A ball falling-in a lake of depth $400\text{ }m$ has a decrease of $0.2$ in its volume at the bottom. The bulk modulus of the material of the ball is (in $N{{m}^{-2}}$)
A) $19.6\times {{10}^{8}}N/{{m}^{2}}$
B) $19.6\times {{10}^{-10}}N/{{m}^{2}}$
C) $19.6\times {{10}^{10}}N/{{m}^{2}}$
D) $19.6\times {{10}^{-8}}N/{{m}^{2}}$

Answer 1

Hint : The bulk modulus is an evaluation of the potential of an object to resist any volumetric changes when under contraction from on all sides.

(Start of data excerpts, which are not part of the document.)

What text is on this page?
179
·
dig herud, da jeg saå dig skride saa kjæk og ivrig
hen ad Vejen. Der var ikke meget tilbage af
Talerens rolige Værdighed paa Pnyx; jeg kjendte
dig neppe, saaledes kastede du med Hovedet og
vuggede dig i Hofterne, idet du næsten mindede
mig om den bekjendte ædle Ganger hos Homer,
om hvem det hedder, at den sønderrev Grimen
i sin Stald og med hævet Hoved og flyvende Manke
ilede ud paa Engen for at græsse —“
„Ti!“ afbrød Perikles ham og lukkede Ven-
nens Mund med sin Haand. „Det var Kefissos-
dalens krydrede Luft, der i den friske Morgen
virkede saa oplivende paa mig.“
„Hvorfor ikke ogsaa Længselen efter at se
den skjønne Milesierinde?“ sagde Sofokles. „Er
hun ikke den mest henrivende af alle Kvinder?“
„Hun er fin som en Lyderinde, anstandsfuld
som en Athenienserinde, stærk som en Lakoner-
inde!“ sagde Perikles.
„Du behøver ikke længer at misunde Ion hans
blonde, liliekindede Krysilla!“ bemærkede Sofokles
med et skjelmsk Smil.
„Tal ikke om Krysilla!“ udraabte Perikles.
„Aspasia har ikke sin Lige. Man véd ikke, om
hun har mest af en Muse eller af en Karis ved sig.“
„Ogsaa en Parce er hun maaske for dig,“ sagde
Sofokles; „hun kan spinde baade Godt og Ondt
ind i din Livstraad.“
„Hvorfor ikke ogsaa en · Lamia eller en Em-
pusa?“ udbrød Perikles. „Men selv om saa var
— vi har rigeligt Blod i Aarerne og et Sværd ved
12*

Hence, we will use the bulk modulus formula where we will put the height or depth of the lake $\left( d \right)$ and the volumetric decrease $\dfrac{\Delta v}{v}$of the object in relationship along with the density $\left( \rho \right)$ of the object and $g$ is the gravity as:
$B=\dfrac{h\rho g}{\left( \dfrac{\Delta v}{v} \right)}$

Complete step by step solution:
First, let us write the depth at which the ball has fallen off the lake as $400m$.
Now, the volumetric decreases at the bottom as $\dfrac{\Delta v}{v}=\dfrac{0.2}{100}$ (percentage value to fraction).
And the density of the water is taken as $1000\text{ }kg/{{m}^{3}}$ and the gravity is $10\text{ }m/{{s}^{2}}$.
Now placing all the values in the bulk modulus formula, we get the result as:
$\Rightarrow B=\dfrac{400\times 1000\times 9.8}{\left( \dfrac{0.2}{100} \right)}$
$\Rightarrow B=\dfrac{400\times 1000\times 9.8\times 100}{0.2}$
$\Rightarrow B=\dfrac{400\times 1000\times 9.8\times 100\times 10}{2}$
$\Rightarrow B=19.6\times {{10}^{8}}N/{{m}^{2}}$
Therefore, the bulk modulus on the ball is given as $B=19.6\times {{10}^{8}}N/{{m}^{2}}$.

So, option A is correct

**Note :** Another method to find the bulk modulus is to find the change in pressure generated due to the ball reaching to the bottom from the top and after that divide the pressure by the volumetric change in the ball as:
Pressure change from top to bottom of the lake: ${{P}_{bottom}}-{{P}_{top}}=\rho gh$
The volumetric change in the ball is $\Delta V=0.2\times {{10}^{-2}}$
Hence, the bulk modulus of the ball is $\dfrac{\rho gh}{\Delta V}=\dfrac{400\times 1000\times 9.8}{0.2\times {{10}^{-2}}}$
$\dfrac{\rho gh}{\Delta V}=19.6\times {{10}^{8}}N/{{m}^{2}}$.